The UNESCO world heritage site Rjukan has a fascinating 20th century history. Here the Norwegian resistance famously put an end to the German plans of an atomic bomb during World War II by blowing up the heavy water-production facility.

The meltwater from Hardangervidda that flows out via Rjukan is an enormous natural resource. The potential was recognized already at the start of the 20th Century. In 1911 the power station Vemork was constructed in Rjukan. At the time it was the largest of its kind in the world.

Thanks to the energy produced Norsk Hydro could produce potassium nitrate, an important fertilizer that played a key role in reducing the famine of the world. The German occupation of Norway during World War II recognized less peaceful opportunities. A bi-product at Vemork was heavy water – which became a vital part when developing an atomic bomb.

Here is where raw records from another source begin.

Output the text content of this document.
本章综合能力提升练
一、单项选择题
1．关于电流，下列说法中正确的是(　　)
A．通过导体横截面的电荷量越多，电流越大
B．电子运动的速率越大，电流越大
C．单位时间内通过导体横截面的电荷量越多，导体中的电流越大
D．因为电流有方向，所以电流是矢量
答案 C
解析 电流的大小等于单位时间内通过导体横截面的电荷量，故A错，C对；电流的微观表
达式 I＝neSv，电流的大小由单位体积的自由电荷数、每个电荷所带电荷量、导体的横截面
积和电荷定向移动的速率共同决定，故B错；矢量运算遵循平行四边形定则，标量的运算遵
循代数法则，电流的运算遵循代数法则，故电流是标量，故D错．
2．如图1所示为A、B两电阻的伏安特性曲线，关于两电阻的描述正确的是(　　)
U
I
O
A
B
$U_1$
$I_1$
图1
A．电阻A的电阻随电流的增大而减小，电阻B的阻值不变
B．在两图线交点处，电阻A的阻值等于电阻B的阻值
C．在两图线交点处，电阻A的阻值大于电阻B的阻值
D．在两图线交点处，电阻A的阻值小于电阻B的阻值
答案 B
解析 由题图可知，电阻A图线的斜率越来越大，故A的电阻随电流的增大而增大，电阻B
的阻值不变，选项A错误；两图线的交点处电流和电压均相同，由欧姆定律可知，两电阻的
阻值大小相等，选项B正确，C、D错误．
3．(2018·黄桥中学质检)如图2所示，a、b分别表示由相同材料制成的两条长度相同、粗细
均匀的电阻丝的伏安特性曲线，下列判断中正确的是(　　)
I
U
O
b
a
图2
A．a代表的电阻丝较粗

The allied forces feared the German plans. A sabotage was carefully planned and conducted, and in 1943 a group from the Norwegian resistance skied down the mountains and blew up the heavy water-plant.

The heroes from Telemark starring Kirk Douglas

In 1965 the story of the heavy water-sabotage became a Hollywood-movie starring Kirk Douglas. The film, The heroes from Telemark, was based on the memoirs of one of the participating saboteurs. In 2015 a new dramatization was made. This time a TV-series with the name Kampen om tungvattnet (The Heavy Water War).

Today Vemork houses the Norwegian Industrial Workers Museum (Norsk Industriarbeider Museum) and features a thorough presentation of the heavy-water operation. In Rjukan it is also possible to follow in the footsteps of the saboteurs and hike their chosen escape route after the sabotage.

Rjukan – a UNESCO world heritage site

The enormous growth of Norsk Hydro during the 20th century led to the transition of Rjukan, from a small village to a small industrial city. This resulted in a unique environment where the drama of the spectacular landscape met with early industrial architecture and the characteristic wooden resident houses. In 2015 Rjukan-Nøtodden industrial heritage site was included on the UNESCO world heritage list.